Once tax season comes around, many tax filers understandably worry about being audited by the IRS. In reality, only a very small percentage of taxpayers are audited – less than one percent – but being audited can be stressful and time consuming. There are some steps you can take to minimize your chances of having to put up with the dreadful IRS audit.

More people actually make errors on their return if they file a paper return, rather than file electronically. Numbers that are illegible, a signature that looks like a scrawl, or lines crossed out can all be a red flag to the IRS, when it comes to auditing. In fact, one of the most common problems on paper tax forms is simply forgetting to sign the form.

As a general rule, you are more likely to be audited if you earn over $200,000. Those who earn more are more likely to make an error on their return, or adjust the numbers in their favor. And of course, by targeting higher earners for an audit, the IRS potentially stands to make more money from the audit process. The more you earn, the more likely you are to be audited; if you are lucky enough to make over a million dollars a year, your chances of an IRS audit increase to about 6 percent.

You may also want to be careful of claiming too many charitable deductions; another red flag for the IRS. If you do give generously and regularly to charity, always keep receipts in case of an audit. If you are self employed, the IRS will probably look more closely at your return, and you should only claim something as a deductible business expense if it’s essential for doing your job. One of the most abused tax deductions is for a home office deduction by those who work from home.

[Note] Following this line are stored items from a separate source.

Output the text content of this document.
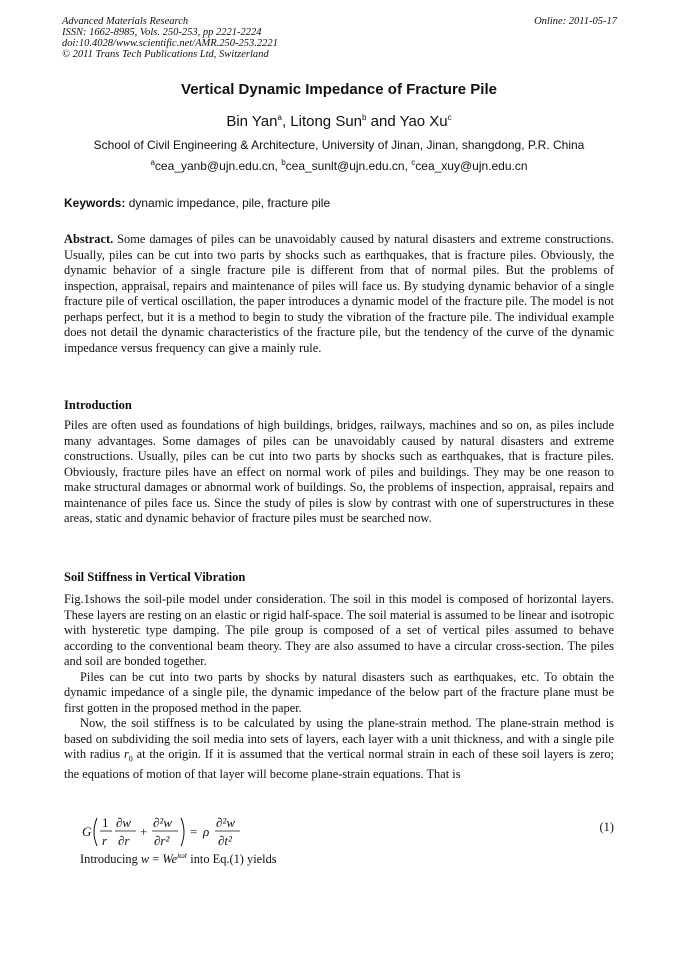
Advanced Materials Research
ISSN: 1662-8985, Vols. 250-253, pp 2221-2224
doi:10.4028/www.scientific.net/AMR.250-253.2221
© 2011 Trans Tech Publications Ltd, Switzerland
Online: 2011-05-17
Vertical Dynamic Impedance of Fracture Pile
Bin Yan$^a$, Litong Sun$^b$ and Yao Xu$^c$
School of Civil Engineering & Architecture, University of Jinan, Jinan, shangdong, P.R. China
$^a$cea_yanb@ujn.edu.cn, $^b$cea_sunlt@ujn.edu.cn, $^c$cea_xuy@ujn.edu.cn
Keywords: dynamic impedance, pile, fracture pile
Abstract. Some damages of piles can be unavoidably caused by natural disasters and extreme constructions. Usually, piles can be cut into two parts by shocks such as earthquakes, that is fracture piles. Obviously, the dynamic behavior of a single fracture pile is different from that of normal piles. But the problems of inspection, appraisal, repairs and maintenance of piles will face us. By studying dynamic behavior of a single fracture pile of vertical oscillation, the paper introduces a dynamic model of the fracture pile. The model is not perhaps perfect, but it is a method to begin to study the vibration of the fracture pile. The individual example does not detail the dynamic characteristics of the fracture pile, but the tendency of the curve of the dynamic impedance versus frequency can give a mainly rule.
Introduction
Piles are often used as foundations of high buildings, bridges, railways, machines and so on, as piles include many advantages. Some damages of piles can be unavoidably caused by natural disasters and extreme constructions. Usually, piles can be cut into two parts by shocks such as earthquakes, that is fracture piles. Obviously, fracture piles have an effect on normal work of piles and buildings. They may be one reason to make structural damages or abnormal work of buildings. So, the problems of inspection, appraisal, repairs and maintenance of piles face us. Since the study of piles is slow by contrast with one of superstructures in these areas, static and dynamic behavior of fracture piles must be searched now.
Soil Stiffness in Vertical Vibration

Fig.1shows the soil-pile model under consideration. The soil in this model is composed of horizontal layers. These layers are resting on an elastic or rigid half-space. The soil material is assumed to be linear and isotropic with hysteretic type damping. The pile group is composed of a set of vertical piles assumed to behave according to the conventional beam theory. They are also assumed to have a circular cross-section. The piles and soil are bonded together.

Piles can be cut into two parts by shocks by natural disasters such as earthquakes, etc. To obtain the dynamic impedance of a single pile, the dynamic impedance of the below part of the fracture plane must be first gotten in the proposed method in the paper.

Now, the soil stiffness is to be calculated by using the plane-strain method. The plane-strain method is based on subdividing the soil media into sets of layers, each layer with a unit thickness, and with a single pile with radius $r_0$ at the origin. If it is assumed that the vertical normal strain in each of these soil layers is zero; the equations of motion of that layer will become plane-strain equations. That is

G
1
r
∂w
∂r
+
∂²w
∂r²
= ρ
∂²w
∂t²
(1)
Introducing $w = We^{i\omega t}$ into Eq.(1) yields
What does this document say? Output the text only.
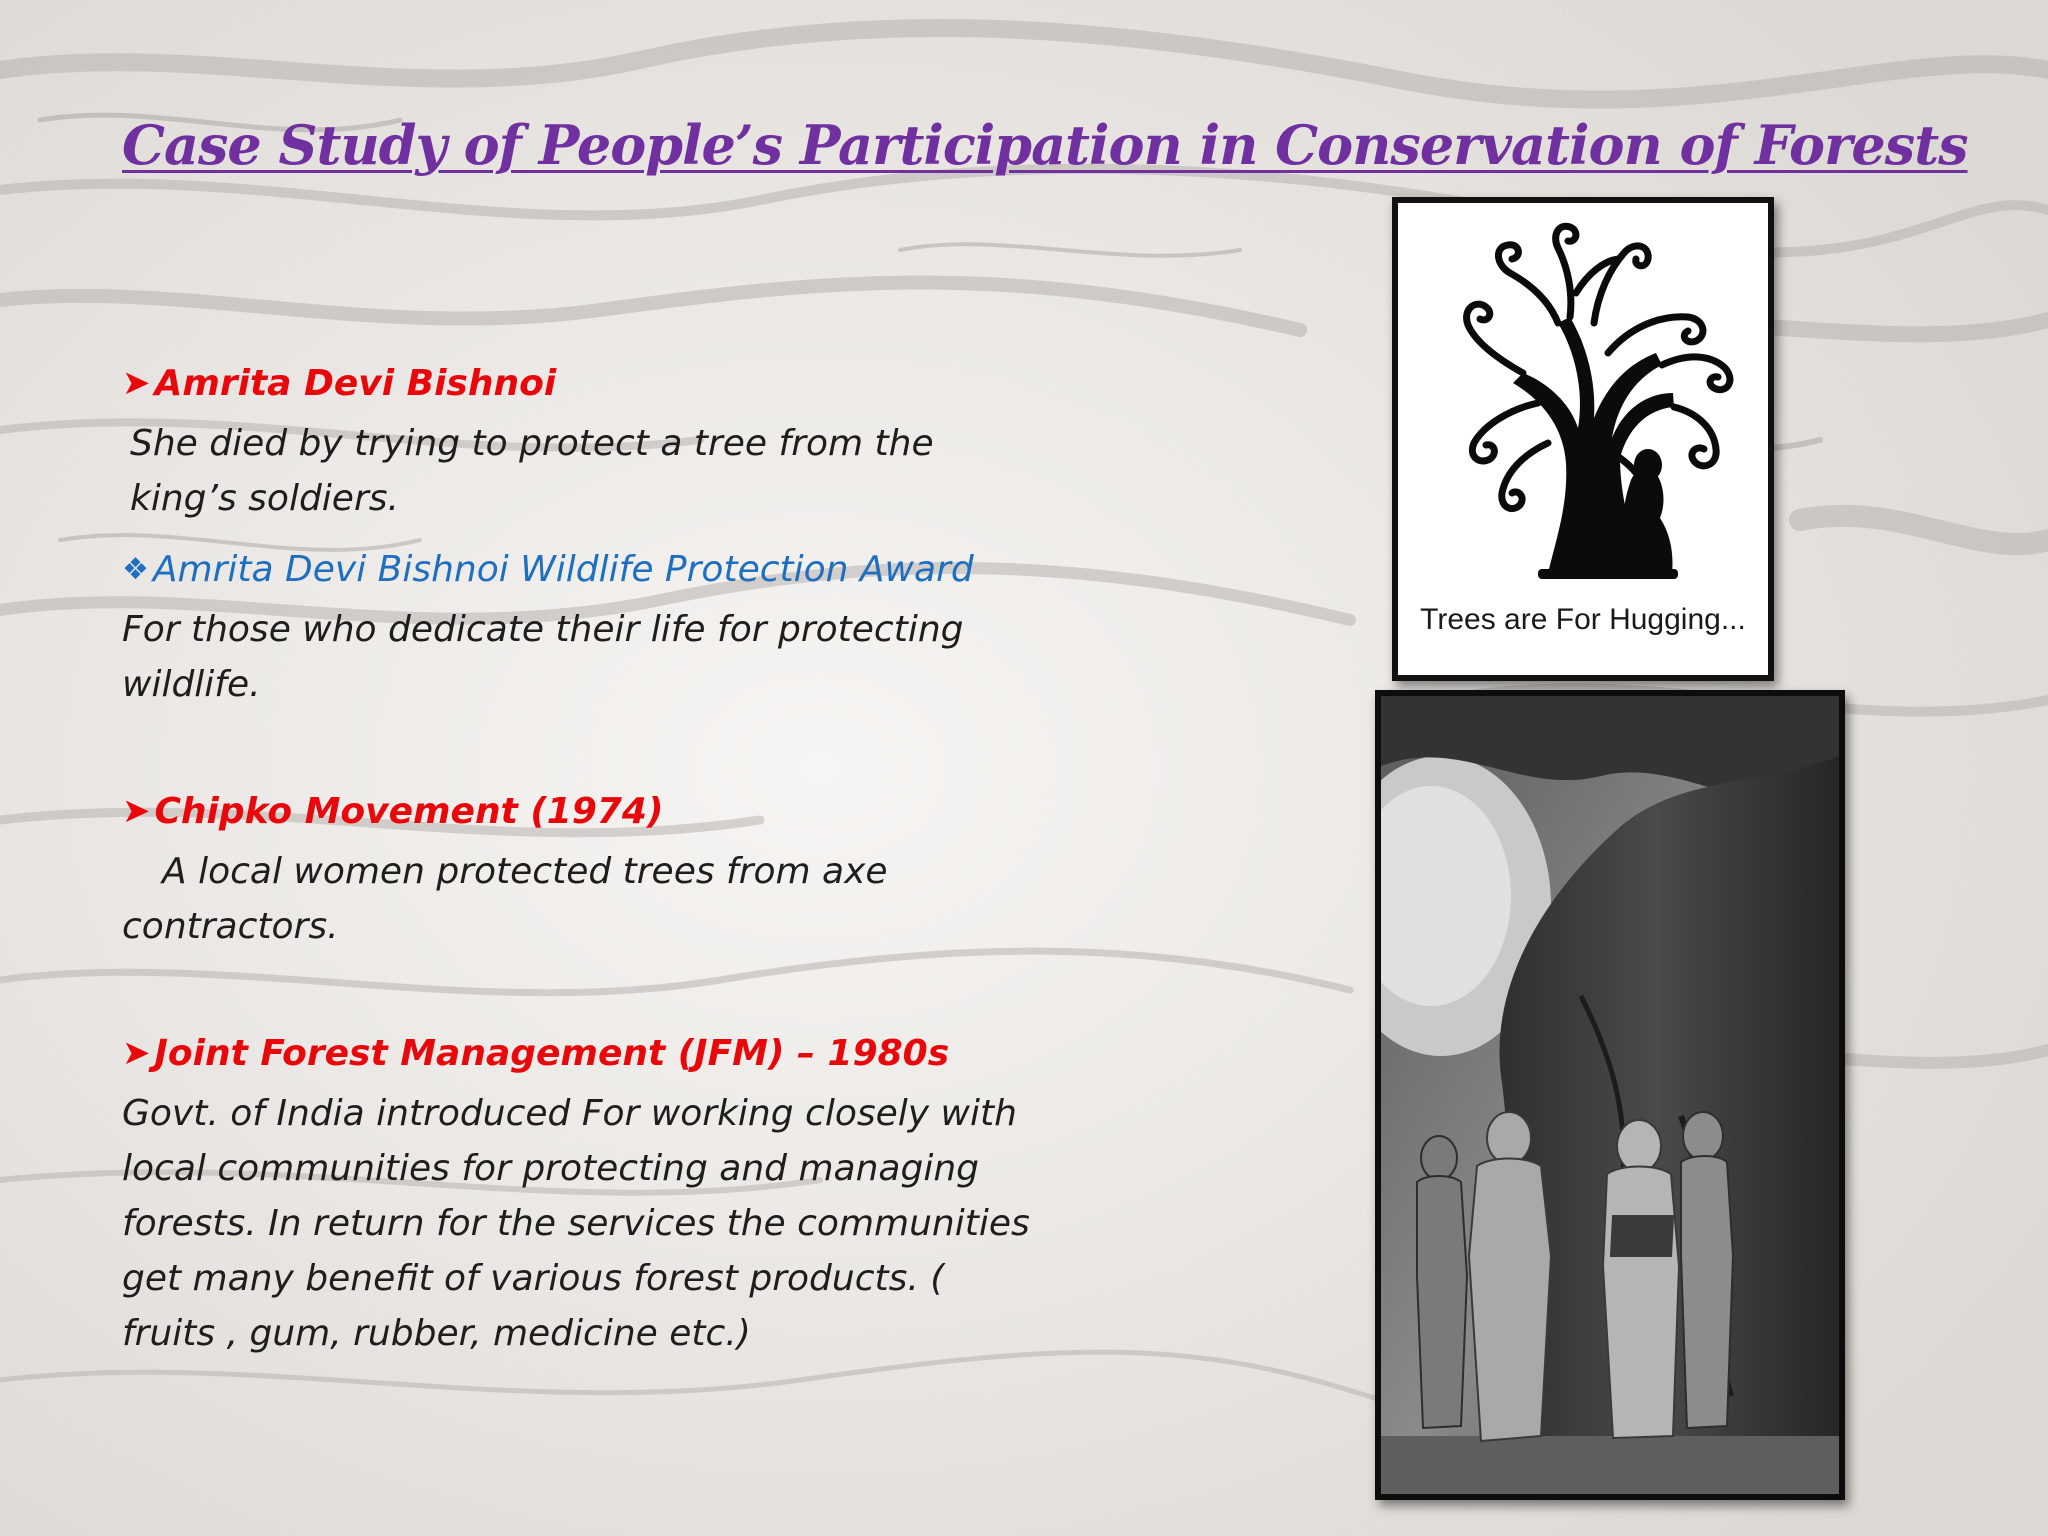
Case Study of People’s Participation in Conservation of Forests
➤ Amrita Devi Bishnoi

She died by trying to protect a tree from the king’s soldiers.

❖ Amrita Devi Bishnoi Wildlife Protection Award

For those who dedicate their life for protecting wildlife.

➤ Chipko Movement (1974)

A local women protected trees from axe contractors.

➤ Joint Forest Management (JFM) – 1980s

Govt. of India introduced For working closely with local communities for protecting and managing forests. In return for the services the communities get many benefit of various forest products. ( fruits , gum, rubber, medicine etc.)

Trees are For Hugging...
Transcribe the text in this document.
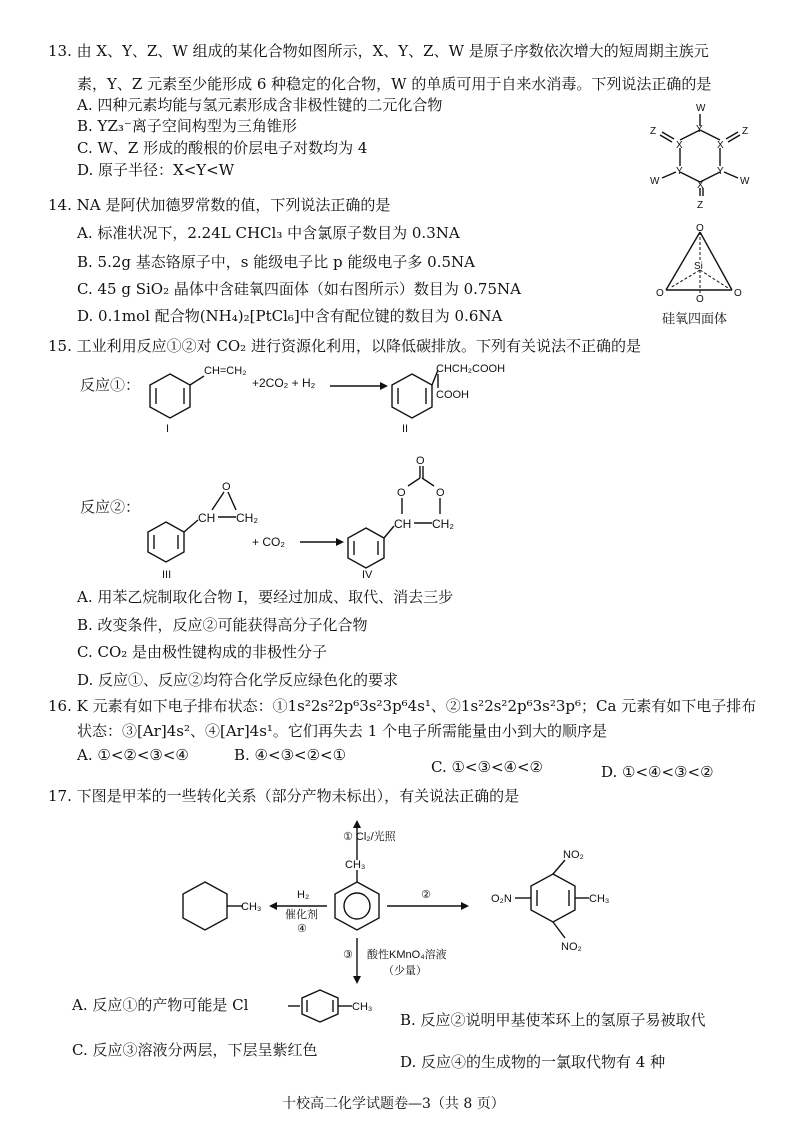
13. 由 X、Y、Z、W 组成的某化合物如图所示，X、Y、Z、W 是原子序数依次增大的短周期主族元
素，Y、Z 元素至少能形成 6 种稳定的化合物，W 的单质可用于自来水消毒。下列说法正确的是
A. 四种元素均能与氢元素形成含非极性键的二元化合物
B. YZ₃⁻离子空间构型为三角锥形
C. W、Z 形成的酸根的价层电子对数均为 4
D. 原子半径：X<Y<W
W
Y
X	X
Y	Y
X
Z	Z
W	W
Z
14. NA 是阿伏加德罗常数的值，下列说法正确的是
A. 标准状况下，2.24L CHCl₃ 中含氯原子数目为 0.3NA
B. 5.2g 基态铬原子中，s 能级电子比 p 能级电子多 0.5NA
C. 45 g SiO₂ 晶体中含硅氧四面体（如右图所示）数目为 0.75NA
D. 0.1mol 配合物(NH₄)₂[PtCl₆]中含有配位键的数目为 0.6NA
O
Si
O	O
O
硅氧四面体
15. 工业利用反应①②对 CO₂ 进行资源化利用，以降低碳排放。下列有关说法不正确的是
反应①：
CH=CH₂
I
+2CO₂ + H₂
CHCH₂COOH
COOH
II
反应②：
CH CH₂
O
III
+ CO₂
CH CH₂
O	O
O
IV
A. 用苯乙烷制取化合物 I，要经过加成、取代、消去三步
B. 改变条件，反应②可能获得高分子化合物
C. CO₂ 是由极性键构成的非极性分子
D. 反应①、反应②均符合化学反应绿色化的要求
16. K 元素有如下电子排布状态：①1s²2s²2p⁶3s²3p⁶4s¹、②1s²2s²2p⁶3s²3p⁶；Ca 元素有如下电子排布
状态：③[Ar]4s²、④[Ar]4s¹。它们再失去 1 个电子所需能量由小到大的顺序是
A. ①<②<③<④	B. ④<③<②<①
C. ①<③<④<②	D. ①<④<③<②
17. 下图是甲苯的一些转化关系（部分产物未标出），有关说法正确的是
① Cl₂/光照
CH₃
H₂
催化剂
④
CH₃
②
NO₂
CH₃
NO₂
O₂N
③ 酸性KMnO₄溶液
（少量）
A. 反应①的产物可能是 Cl	CH₃
B. 反应②说明甲基使苯环上的氢原子易被取代
C. 反应③溶液分两层，下层呈紫红色
D. 反应④的生成物的一氯取代物有 4 种
十校高二化学试题卷—3（共 8 页）
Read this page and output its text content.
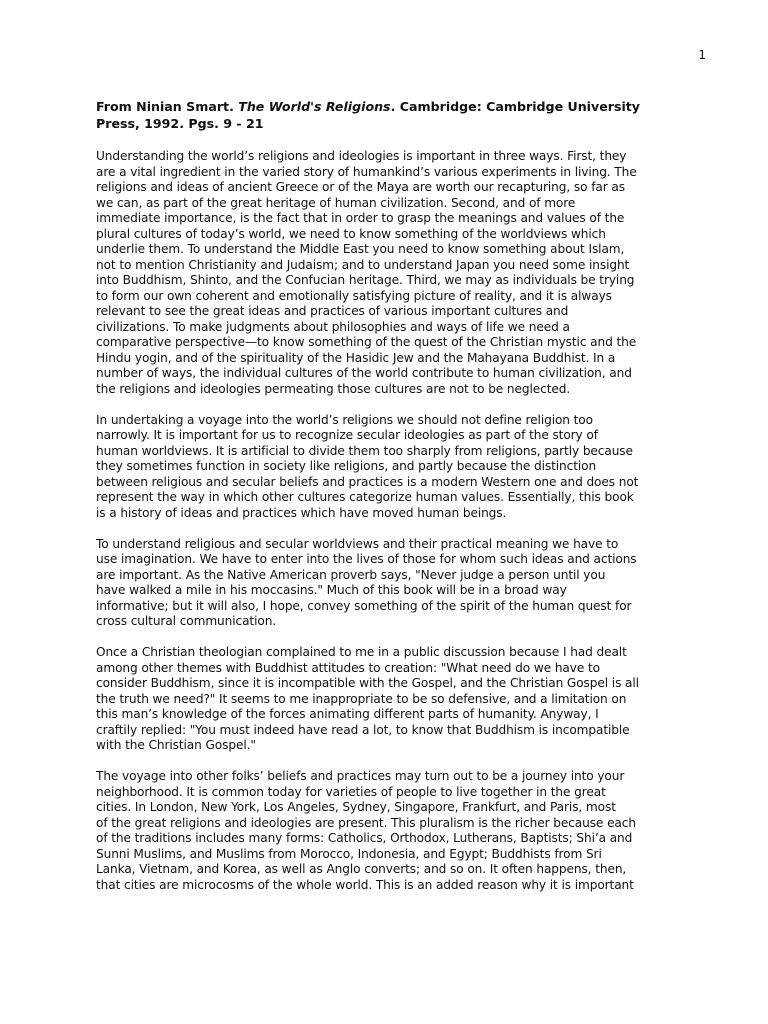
1

From Ninian Smart. The World's Religions. Cambridge: Cambridge University Press, 1992. Pgs. 9 - 21

Understanding the world’s religions and ideologies is important in three ways. First, they
are a vital ingredient in the varied story of humankind’s various experiments in living. The
religions and ideas of ancient Greece or of the Maya are worth our recapturing, so far as
we can, as part of the great heritage of human civilization. Second, and of more
immediate importance, is the fact that in order to grasp the meanings and values of the
plural cultures of today’s world, we need to know something of the worldviews which
underlie them. To understand the Middle East you need to know something about Islam,
not to mention Christianity and Judaism; and to understand Japan you need some insight
into Buddhism, Shinto, and the Confucian heritage. Third, we may as individuals be trying
to form our own coherent and emotionally satisfying picture of reality, and it is always
relevant to see the great ideas and practices of various important cultures and
civilizations. To make judgments about philosophies and ways of life we need a
comparative perspective—to know something of the quest of the Christian mystic and the
Hindu yogin, and of the spirituality of the Hasidic Jew and the Mahayana Buddhist. In a
number of ways, the individual cultures of the world contribute to human civilization, and
the religions and ideologies permeating those cultures are not to be neglected.

In undertaking a voyage into the world’s religions we should not define religion too
narrowly. It is important for us to recognize secular ideologies as part of the story of
human worldviews. It is artificial to divide them too sharply from religions, partly because
they sometimes function in society like religions, and partly because the distinction
between religious and secular beliefs and practices is a modern Western one and does not
represent the way in which other cultures categorize human values. Essentially, this book
is a history of ideas and practices which have moved human beings.

To understand religious and secular worldviews and their practical meaning we have to
use imagination. We have to enter into the lives of those for whom such ideas and actions
are important. As the Native American proverb says, "Never judge a person until you
have walked a mile in his moccasins." Much of this book will be in a broad way
informative; but it will also, I hope, convey something of the spirit of the human quest for
cross cultural communication.

Once a Christian theologian complained to me in a public discussion because I had dealt
among other themes with Buddhist attitudes to creation: "What need do we have to
consider Buddhism, since it is incompatible with the Gospel, and the Christian Gospel is all
the truth we need?" It seems to me inappropriate to be so defensive, and a limitation on
this man’s knowledge of the forces animating different parts of humanity. Anyway, I
craftily replied: "You must indeed have read a lot, to know that Buddhism is incompatible
with the Christian Gospel."

The voyage into other folks’ beliefs and practices may turn out to be a journey into your
neighborhood. It is common today for varieties of people to live together in the great
cities. In London, New York, Los Angeles, Sydney, Singapore, Frankfurt, and Paris, most
of the great religions and ideologies are present. This pluralism is the richer because each
of the traditions includes many forms: Catholics, Orthodox, Lutherans, Baptists; Shi’a and
Sunni Muslims, and Muslims from Morocco, Indonesia, and Egypt; Buddhists from Sri
Lanka, Vietnam, and Korea, as well as Anglo converts; and so on. It often happens, then,
that cities are microcosms of the whole world. This is an added reason why it is important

Other things on your tax return that may cause the IRS to look more closely include claiming no adjusted gross income despite claiming the earned income tax credit (EITC), filing a schedule C, and forgetting to include any 1099 earned income. Filing taxes isn’t fun, but being audited is arguably even less fun, and once tax season arrives, it’s worth taking the time and trouble to make sure your return is as accurate and as error free as possible. And of course, don’t forget to sign and date it.